The behind-the-scenes technological battle against political “deepfakes” ahead of the 2020 election is ramping up and there’s bad news for any trolls hoping to deploy the high quality and nearly undetectable video fakery: Researchers say they’ve developed a new technique to potentially weed out the phony videos.
Advances in artificial intelligence have put the power to create such videos—which can convincingly depict someone doing and saying things they’ve never done or said—in the hands of virtually anyone able to find and use a breed of specialized software first created by pornography hobbiests to make fake celebrity smut. With the 2020 presidential campaign gearing up, election watchdogs worry that deepfakes will be deployed rampantly in covert propaganda efforts by foreign adversaries and domestic political actors, setting up a replay of Russia’s 2016 election interference, but with multiple adversaries and the volume cranked up to 11.

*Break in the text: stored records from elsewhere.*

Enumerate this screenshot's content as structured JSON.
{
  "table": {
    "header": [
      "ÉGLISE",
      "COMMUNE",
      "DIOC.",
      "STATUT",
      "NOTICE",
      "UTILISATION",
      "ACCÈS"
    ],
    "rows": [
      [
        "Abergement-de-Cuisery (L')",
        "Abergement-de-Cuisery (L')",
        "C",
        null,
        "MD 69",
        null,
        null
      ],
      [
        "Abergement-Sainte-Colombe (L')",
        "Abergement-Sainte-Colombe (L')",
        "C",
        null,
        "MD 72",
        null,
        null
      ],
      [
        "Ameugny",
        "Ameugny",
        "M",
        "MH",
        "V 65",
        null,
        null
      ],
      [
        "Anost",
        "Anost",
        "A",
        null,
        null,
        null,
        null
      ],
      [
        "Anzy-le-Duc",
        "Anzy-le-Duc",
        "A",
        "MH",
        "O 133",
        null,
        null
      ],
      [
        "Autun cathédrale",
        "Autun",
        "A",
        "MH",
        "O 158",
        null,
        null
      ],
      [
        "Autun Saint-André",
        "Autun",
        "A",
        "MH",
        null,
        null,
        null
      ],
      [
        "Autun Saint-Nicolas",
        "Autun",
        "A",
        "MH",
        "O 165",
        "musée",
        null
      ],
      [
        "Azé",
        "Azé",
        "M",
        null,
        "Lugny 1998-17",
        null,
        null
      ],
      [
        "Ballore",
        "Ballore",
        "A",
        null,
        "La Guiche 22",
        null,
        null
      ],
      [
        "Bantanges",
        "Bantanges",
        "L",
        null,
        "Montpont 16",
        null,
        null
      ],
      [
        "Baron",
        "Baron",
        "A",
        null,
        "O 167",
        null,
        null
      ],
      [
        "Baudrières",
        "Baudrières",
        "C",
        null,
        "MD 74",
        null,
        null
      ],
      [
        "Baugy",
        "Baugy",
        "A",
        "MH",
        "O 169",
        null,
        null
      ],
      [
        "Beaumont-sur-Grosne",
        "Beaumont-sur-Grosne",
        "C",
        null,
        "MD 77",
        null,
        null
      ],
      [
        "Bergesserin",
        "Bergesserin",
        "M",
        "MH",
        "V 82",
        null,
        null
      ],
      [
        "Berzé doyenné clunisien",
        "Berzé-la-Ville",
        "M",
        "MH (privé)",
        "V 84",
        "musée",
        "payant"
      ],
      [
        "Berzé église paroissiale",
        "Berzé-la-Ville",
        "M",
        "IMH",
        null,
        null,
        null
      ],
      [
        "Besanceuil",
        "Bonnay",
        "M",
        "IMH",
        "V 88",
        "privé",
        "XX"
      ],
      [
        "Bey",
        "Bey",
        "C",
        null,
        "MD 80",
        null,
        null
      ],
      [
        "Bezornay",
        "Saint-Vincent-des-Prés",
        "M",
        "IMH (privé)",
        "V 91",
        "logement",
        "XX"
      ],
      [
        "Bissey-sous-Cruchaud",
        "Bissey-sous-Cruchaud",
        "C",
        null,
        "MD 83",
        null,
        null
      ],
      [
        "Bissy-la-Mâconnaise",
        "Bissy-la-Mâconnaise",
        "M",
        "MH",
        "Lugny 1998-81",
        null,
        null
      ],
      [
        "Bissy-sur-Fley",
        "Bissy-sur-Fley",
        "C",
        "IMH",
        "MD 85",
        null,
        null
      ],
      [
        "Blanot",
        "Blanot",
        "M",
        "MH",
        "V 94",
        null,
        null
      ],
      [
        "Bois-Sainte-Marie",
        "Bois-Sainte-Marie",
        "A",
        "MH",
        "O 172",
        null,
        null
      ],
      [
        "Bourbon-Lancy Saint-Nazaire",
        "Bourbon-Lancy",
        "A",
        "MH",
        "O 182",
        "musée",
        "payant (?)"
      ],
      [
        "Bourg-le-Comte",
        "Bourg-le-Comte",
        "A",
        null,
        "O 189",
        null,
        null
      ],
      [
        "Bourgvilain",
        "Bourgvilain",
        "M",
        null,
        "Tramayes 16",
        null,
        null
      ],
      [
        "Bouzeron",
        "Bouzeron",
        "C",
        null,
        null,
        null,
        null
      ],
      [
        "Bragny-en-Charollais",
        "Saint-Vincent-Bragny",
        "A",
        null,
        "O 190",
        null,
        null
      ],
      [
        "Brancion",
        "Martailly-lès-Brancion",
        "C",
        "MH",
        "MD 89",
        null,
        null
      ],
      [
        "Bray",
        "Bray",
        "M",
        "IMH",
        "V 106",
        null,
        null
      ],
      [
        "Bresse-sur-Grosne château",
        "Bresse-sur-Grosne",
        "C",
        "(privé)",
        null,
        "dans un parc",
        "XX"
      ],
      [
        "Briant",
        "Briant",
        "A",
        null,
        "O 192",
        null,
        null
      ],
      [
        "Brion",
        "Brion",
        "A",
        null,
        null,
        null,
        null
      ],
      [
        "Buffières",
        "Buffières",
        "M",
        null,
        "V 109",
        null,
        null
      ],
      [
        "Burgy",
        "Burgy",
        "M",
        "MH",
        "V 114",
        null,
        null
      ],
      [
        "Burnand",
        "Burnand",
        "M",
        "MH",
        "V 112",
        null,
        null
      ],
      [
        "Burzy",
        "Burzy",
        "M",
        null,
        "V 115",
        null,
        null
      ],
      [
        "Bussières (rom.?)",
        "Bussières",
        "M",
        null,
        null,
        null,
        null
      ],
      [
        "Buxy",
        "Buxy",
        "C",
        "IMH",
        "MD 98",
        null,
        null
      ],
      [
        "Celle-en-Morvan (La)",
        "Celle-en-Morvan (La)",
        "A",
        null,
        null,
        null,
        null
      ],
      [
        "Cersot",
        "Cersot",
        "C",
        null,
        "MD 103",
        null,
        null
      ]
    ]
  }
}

The potential reach of political video hoaxes was demonstrated vividly last month, when a New York man uploaded a low-tech “shallowfake” hoax video onto his politics-themed Facebook page and it spread like wildfire on social media. The video, which falsely depicted House Speaker Nancy Pelosi drunkenly slurring her words, chalked up four million views and dominated the national conversation for days, with Trump lawyer Rudy Giuliani among those to spread it.
Against that backdrop, the House Intelligence Committee is set to hold its first public hearing on deepfakes on Thursday—finally thrusting the issue onto a national stage. Behind the scenes, though, scientists have been working on developing technological measures to detect deepfake hoaxes.
Among the latest is a proposal by researchers Shruti Agarwal and Hany Farid to offer proactive protection for prominent politicians and heads of state.
In a paper entitled Protecting World Leaders Against Deep Fakes being presented Monday at the Conference on Computer Vision and Pattern Recognition in Long Beach, California, the scientists noted that people cycle through a sequence of facial expressions and head movements as they speak that are distinct to the speaker.
By capturing a speaker’s head rotation and the properties of 16 different “facial action units”— standardized movements like a nose wrinkle or a lowered eyebrow—a world leader’s subconscious ticks could be effectively fingerprinted from existing, authentic video, providing a template that an artificial intelligence engine could later use to spot deepfakes that don’t follow that precise facial-muscle script.
In an e-mail interview with The Daily Beast, Farid said the approach is already good enough to detect something like the deep fake of Mark Zuckerberg published on Facebook-owned Instagram this week by a pair of UK artists.
“We haven’t built a model for Zuckerberg, but in theory this is the type of fake that we could detect,” he wrote. “This fake, of course, is not very good,” he added, with a connoisseur’s eye. “The audio is not very convincing and the lip-sync is not well synchronized.”
The researchers tested their thesis using video clips of Barack Obama, Hillary Clinton, Bernie Sanders, Donald Trump, and Elizabeth Warren, and determined their approach is more reliable than current forensic tools that look for pixel anomalies in the footage. But at the moment, their technique is easily thrown off by “different contexts in which the person is speaking,” according to their paper. So fingerprints captured from a formal address won’t reliably match the same person chit chatting in a casual setting. One proposed work-around to make the system practical: “Simply collect a larger and more diverse set of videos in a wide range of contexts,” they wrote.
In the long run though, Farid worries that the work being poured into solving the deep fakes problem simply won’t be able to keep pace with bad actors bent on mischief.
“What worries me is that every few weeks we see a new advance on the synthesis side,” he wrote, “but not nearly as many advances on the detection side.”